Ils attendaient ce moment avec impatience et appréhension. La famille Grataloup a enfin pu se confronter, ce jeudi 3 avril au tribunal judiciaire de Vienne (Isère), au géant allemand de la chimie, Bayer-Monsanto, qu’elle tient pour responsable des malformations de Théo, 17 ans. L’adolescent souffre de graves problèmes de santé depuis sa naissance, que ses parents imputent à une exposition in utero au glyphosate, l’herbicide le plus vendu au monde classé en 2015 comme un «cancérogène probable» par le Centre international de recherche sur le cancer. Depuis fin 2018, il est interdit en France pour un usage domestique. Son approbation en Europe a cependant été renouvelée en novembre 2023 pour dix ans «sous réserve de certaines conditions et restrictions».
Ce jeudi, le groupe allemand s’est vivement défendu des allégations de la famille Grataloup, arguant qu’il n’y a «aucun lien de causalité» entre son herbicide phare et le handicap du jeune homme. Ce produit chimique n’aurait «aucun effet sur la reproduction» humaine, a assuré Me Jean-Daniel Bretzner, le conseil de Bayer, en citant de nombreuses études scientifiques. Thomas et Sabine Grataloup, les parents de Théo, sont, eux, convaincus du contraire et ont lancé en 2018 une action au civil pour faire reconnaître ce lien par les tribunaux, une «première» selon eux, puisque les autres procès intentés à Bayer-Monsanto ont porté sur des cas de cancers.
55 opérations chirurgicales
«Je représente tous les mal formés» et en cas de victoire, «cela fera jurisprudence et permettra à d’autres victimes d’aller en justice beaucoup plus rapidement», a déclaré Théo à son arrivée au tribunal. «Ce combat me dépasse», a-t-il ajouté d’un mince filet de voix. L’adolescent est né avec «l’œsophage et la trachée qui ne se sont pas séparés correctement», a expliqué sa mère. Depuis, il a subi 55 opérations chirurgicales qui lui permettent de manger normalement, de respirer et parler par un «trou dans la gorge». Mais sa situation reste fragile.
Pour Sabine Grataloup, son handicap trouve sa source en août 2006. A l’époque, dit-elle, elle a utilisé du glyphosate pour désherber une carrière d’équitation, l’aspergeant «plusieurs fois par jour, sans protection particulière». Elle ignorait alors qu’elle était enceinte de «quelques semaines», une période clé dans le développement fœtal.
Interview
Lors de l’audience, les avocats de Bayer ont tenté de discréditer deux témoignages d’ouvriers, présents ce jour-là, qualifiés d’«attestations impropres», «rédigées onze ans après les faits» pour établir l’exposition de Sabine Grataloup au produit Glyper – un générique de l’herbicide Roundup de Monsanto. Me Bretzner a aussi renvoyé la responsabilité de la fabrication du produit à l’époque, à une entité belge du groupe, ce que réfute la partie adverse.
«Il y a des présomptions, graves, précises et concordantes», concernant le lien de causalité entre cet usage du glyphosate et le handicap de Théo, ont plaidé les avocats de la famille Grataloup, soulevant notamment «la proximité temporelle» et l’absence d’autres «causes et éléments extérieurs». Me Bertrand Repolt a aussi dénoncé une tentative «de dilution de responsabilités» du groupe Monsanto.
Indemnité mensuelle de 1 000 euros
A l’issue de l’audience, Sabine Grataloup a comparé son combat à celui de «David contre Goliath» : «Dans l’argumentation de la partie adverse, c’était un peu ‘‘c’est pas moi, c’est mon cousin belge’’, et nous, petite famille du nord Isère, il aurait fallu qu’on assigne la société belge et puis la société italienne, et probablement aussi la société américaine…»

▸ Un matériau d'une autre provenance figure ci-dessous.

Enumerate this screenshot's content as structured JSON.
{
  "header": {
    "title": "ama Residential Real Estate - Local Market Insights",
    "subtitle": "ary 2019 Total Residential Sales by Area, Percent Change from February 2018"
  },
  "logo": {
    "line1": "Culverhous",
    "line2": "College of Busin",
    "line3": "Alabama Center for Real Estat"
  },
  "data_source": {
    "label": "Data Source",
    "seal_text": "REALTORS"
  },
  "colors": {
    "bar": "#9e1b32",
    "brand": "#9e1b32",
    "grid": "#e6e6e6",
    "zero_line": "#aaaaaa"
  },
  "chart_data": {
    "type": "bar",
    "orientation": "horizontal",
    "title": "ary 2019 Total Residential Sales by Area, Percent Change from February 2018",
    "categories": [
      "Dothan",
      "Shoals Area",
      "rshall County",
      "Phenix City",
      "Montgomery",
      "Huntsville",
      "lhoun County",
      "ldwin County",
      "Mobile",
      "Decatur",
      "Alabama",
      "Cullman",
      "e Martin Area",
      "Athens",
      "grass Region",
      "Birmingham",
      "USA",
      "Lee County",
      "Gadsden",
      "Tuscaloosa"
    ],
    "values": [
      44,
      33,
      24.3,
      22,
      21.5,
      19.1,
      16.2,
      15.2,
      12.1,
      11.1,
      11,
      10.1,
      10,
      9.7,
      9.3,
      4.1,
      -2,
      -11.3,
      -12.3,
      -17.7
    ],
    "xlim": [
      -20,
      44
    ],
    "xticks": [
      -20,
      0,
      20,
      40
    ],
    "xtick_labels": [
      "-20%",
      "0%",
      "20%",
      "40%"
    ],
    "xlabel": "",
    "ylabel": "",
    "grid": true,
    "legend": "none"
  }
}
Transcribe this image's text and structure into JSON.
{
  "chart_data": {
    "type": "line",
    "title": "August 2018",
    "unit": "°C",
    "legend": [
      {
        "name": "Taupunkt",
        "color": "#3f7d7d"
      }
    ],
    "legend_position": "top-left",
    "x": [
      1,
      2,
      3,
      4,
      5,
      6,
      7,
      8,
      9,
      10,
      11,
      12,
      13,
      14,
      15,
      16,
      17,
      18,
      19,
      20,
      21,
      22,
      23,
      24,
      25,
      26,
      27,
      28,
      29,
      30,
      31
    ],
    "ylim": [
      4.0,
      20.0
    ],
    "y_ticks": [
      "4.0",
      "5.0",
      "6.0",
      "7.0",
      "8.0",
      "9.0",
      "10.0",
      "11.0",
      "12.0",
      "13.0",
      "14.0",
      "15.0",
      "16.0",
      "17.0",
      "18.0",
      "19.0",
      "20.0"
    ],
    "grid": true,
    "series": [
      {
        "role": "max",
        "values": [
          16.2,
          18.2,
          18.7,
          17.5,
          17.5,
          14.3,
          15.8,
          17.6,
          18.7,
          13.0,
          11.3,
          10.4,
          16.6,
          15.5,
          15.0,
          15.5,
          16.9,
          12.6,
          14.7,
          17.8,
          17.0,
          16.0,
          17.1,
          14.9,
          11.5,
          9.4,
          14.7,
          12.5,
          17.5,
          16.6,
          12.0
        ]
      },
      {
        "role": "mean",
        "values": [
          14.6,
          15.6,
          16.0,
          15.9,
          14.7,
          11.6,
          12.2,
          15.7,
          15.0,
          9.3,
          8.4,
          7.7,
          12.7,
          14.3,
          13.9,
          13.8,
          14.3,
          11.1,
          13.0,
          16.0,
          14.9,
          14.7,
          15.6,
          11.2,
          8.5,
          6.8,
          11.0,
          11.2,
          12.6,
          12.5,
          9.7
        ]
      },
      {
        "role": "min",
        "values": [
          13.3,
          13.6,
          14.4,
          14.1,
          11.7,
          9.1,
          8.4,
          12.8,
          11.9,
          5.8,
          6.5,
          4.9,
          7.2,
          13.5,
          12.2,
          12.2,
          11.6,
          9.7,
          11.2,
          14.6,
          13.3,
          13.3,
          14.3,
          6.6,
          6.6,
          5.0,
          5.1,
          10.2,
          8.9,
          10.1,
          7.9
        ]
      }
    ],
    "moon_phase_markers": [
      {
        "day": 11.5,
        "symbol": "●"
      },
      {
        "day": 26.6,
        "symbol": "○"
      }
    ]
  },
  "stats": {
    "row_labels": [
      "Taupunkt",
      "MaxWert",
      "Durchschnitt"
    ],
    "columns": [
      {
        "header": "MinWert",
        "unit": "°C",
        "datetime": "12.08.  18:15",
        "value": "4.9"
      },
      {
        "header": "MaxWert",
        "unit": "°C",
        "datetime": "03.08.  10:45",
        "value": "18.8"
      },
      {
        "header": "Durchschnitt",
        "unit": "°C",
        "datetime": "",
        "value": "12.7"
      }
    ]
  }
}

Mais cette longue bataille contre la multinationale a déjà connu une victoire. En 2022, le fonds français d’indemnisation des victimes des pesticides a reconnu le lien possible entre le glyphosate et les malformations de Théo, qui perçoit depuis et jusqu’à ses vingt ans une indemnité mensuelle de 1 000 euros.
Depuis le rachat de Monsanto, Bayer a dû verser plus de 10 milliards de dollars en dommages et intérêts dans plus de 100 000 dossiers à cause du glyphosate, notamment aux Etats-Unis, accusé d’avoir causé des cancers, ce que le groupe nie. La décision a été mise en délibéré au 31 juillet.